ITHACA, N.Y. ---- Carlos Castillo-Chavez, professor of biomathematics and director of the Cornell University Mathematical and Theoretical Biology Institute (MTBI), has been named the 2003 Stanislaw M. Ulam Distinguished Scholar by the Center for Nonlinear Studies (CNLS) at Los Alamos National Laboratory.

Castillo-Chavez is spending this year at CNLS supervising seven MTBI alumni, most of them American Latino Ph.D.s and graduate students, in a program of diversified research. The research projects include influenza and dengue dynamics, homeland security and the study of epidemics on networks. Five of his collaborators are recipients of Cornell-Sloan fellowships in the mathematical and statistical sciences, a program that Castillo-Chavez founded in 1997 and now directs.

MTBI is a summer research program designed for undergraduates in the mathematical and biological sciences. Applications are encouraged from Latino, African-American, Native-American, and other minority students.

Castillo-Chavez's most recent accolade was the prestigious Distinguished Scientist Award by the Society for Advancement of Chicanos and Native Americans in Science in 2001. He is a native of Mexico who received his Ph.D. at the University of Wisconsin-Madison in 1984. He came to Cornell in 1985 as a postdoctoral student in the Department of Ecology and Evolutionary Biology.
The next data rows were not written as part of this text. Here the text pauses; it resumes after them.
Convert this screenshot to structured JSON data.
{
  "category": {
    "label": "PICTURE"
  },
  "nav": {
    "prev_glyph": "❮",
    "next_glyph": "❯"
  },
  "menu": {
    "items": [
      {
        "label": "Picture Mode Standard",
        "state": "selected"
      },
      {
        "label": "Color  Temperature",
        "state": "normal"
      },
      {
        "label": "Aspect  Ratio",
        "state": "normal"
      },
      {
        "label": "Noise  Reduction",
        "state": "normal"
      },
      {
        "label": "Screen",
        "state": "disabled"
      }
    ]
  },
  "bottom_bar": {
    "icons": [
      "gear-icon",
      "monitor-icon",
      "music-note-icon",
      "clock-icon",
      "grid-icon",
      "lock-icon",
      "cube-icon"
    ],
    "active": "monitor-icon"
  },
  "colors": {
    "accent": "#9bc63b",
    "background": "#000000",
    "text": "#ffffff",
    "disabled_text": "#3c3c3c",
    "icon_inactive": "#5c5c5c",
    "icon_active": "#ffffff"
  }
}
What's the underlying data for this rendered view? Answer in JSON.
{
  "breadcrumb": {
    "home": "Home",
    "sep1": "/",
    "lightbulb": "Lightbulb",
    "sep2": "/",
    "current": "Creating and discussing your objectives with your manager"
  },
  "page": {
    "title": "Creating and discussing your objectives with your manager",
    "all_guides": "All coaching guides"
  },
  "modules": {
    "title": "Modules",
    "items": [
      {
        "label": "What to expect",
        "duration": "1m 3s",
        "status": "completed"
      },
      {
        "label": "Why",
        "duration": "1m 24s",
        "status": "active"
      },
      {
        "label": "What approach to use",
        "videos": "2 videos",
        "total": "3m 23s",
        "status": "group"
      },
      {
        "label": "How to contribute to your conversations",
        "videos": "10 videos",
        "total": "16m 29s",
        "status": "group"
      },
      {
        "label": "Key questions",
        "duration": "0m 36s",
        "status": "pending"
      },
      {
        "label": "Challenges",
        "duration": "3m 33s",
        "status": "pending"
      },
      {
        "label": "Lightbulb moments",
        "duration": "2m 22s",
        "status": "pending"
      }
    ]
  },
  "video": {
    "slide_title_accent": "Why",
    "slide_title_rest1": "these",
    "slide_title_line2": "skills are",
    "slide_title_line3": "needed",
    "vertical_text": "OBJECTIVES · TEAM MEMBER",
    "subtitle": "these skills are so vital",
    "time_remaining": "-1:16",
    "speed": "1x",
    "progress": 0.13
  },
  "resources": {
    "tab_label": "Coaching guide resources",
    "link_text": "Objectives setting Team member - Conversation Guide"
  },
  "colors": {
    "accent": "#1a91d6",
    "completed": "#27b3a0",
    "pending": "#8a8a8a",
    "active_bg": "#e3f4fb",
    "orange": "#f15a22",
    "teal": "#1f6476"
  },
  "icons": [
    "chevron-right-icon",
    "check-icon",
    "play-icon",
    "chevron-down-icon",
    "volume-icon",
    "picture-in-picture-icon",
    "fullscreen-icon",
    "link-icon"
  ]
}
He joined the Cornell faculty as an assistant professor of biomathematics in 1988 and was promoted to full professor in 1997. He currently holds joint appointments in the departments of Statistics, Biological Statistics and Computational Biology, and Theoretical and Applied Mechanics.

The annual Ulam award honors the memory of the late Polish-American mathematician who was among the founders of what is now known as nonlinear science. He played a central role in the Manhattan Project, both during and after World War II. With physicist John von Neumann he developed the powerful statistical trial-and-error technique known as the Monte Carlo method.